I tried to smile. That was a Grafton funny. He didn't do many, so you had to enjoy the occasional
mot,
even if it wasn't so
bon.
Now he turned serious. "You've probably been reading about the G-8 summit coming up in Paris in two weeks. The folks in Washington are nervous, and rightfully so. The heads of government of the eight largest industrial powers all in one place, at one time—it's a tempting terror target. After the Veghel conspiracy was busted, it finally occurred to them that Al Queda or a similar group is fully capable of mounting such an operation in Europe."

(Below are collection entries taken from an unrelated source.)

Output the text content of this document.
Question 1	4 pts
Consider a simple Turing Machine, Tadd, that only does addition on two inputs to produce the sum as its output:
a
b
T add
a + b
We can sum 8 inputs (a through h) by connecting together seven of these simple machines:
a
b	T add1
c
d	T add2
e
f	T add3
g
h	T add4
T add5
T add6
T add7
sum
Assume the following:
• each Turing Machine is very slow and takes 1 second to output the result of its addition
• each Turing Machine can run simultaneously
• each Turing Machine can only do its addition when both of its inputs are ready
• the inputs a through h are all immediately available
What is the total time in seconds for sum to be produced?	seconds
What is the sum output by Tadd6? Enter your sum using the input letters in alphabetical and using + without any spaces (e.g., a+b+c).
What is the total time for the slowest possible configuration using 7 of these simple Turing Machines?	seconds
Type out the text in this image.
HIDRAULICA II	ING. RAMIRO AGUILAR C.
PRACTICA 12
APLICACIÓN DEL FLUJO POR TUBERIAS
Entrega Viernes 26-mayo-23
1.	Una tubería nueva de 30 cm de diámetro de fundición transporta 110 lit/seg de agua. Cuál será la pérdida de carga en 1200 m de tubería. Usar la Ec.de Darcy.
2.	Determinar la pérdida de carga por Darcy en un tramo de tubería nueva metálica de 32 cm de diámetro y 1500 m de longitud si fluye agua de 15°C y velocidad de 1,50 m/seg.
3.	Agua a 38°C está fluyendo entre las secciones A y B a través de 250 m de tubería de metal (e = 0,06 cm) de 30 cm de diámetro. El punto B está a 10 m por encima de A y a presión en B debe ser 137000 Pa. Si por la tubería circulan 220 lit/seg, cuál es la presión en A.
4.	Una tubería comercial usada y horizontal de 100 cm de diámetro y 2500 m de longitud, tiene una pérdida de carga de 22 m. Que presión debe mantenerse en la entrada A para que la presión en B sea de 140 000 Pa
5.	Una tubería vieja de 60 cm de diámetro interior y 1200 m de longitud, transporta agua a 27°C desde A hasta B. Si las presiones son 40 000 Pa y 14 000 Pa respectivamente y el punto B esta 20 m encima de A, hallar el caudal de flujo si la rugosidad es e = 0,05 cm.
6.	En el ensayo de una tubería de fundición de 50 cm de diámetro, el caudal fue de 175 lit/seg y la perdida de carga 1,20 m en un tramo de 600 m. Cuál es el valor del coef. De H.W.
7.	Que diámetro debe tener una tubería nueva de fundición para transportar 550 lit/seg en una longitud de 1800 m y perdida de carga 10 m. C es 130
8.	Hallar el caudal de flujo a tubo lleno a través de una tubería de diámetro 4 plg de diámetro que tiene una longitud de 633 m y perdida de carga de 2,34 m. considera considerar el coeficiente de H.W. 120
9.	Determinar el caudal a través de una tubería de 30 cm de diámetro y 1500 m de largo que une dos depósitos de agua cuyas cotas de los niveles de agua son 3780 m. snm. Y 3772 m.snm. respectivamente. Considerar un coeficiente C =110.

Named after a town in the Netherlands where a group of Islamic fundamentalists lived and did their plotting, the Veghel conspiracy was the latest suicide plot against the United States to be broken up and the conspirators arrested. The arrests happened about six months ago; the accused conspirators had yet to go on trial. According to the newspapers, they planned to blow up the New York Stock Exchange with a tractor-trailer full of explosives, a la Oklahoma City.
"One would think they learned that years ago when the Israeli athletes were attacked and murdered at the Olympics," I remarked.
"They're slow learners," Grafton said. "Veghel was the catalyst."
"Weren't the U.S. authorities tipped about the conspiracy?"
"They were," Grafton said, nodding. He didn't say anything else, so Sarah asked one more question.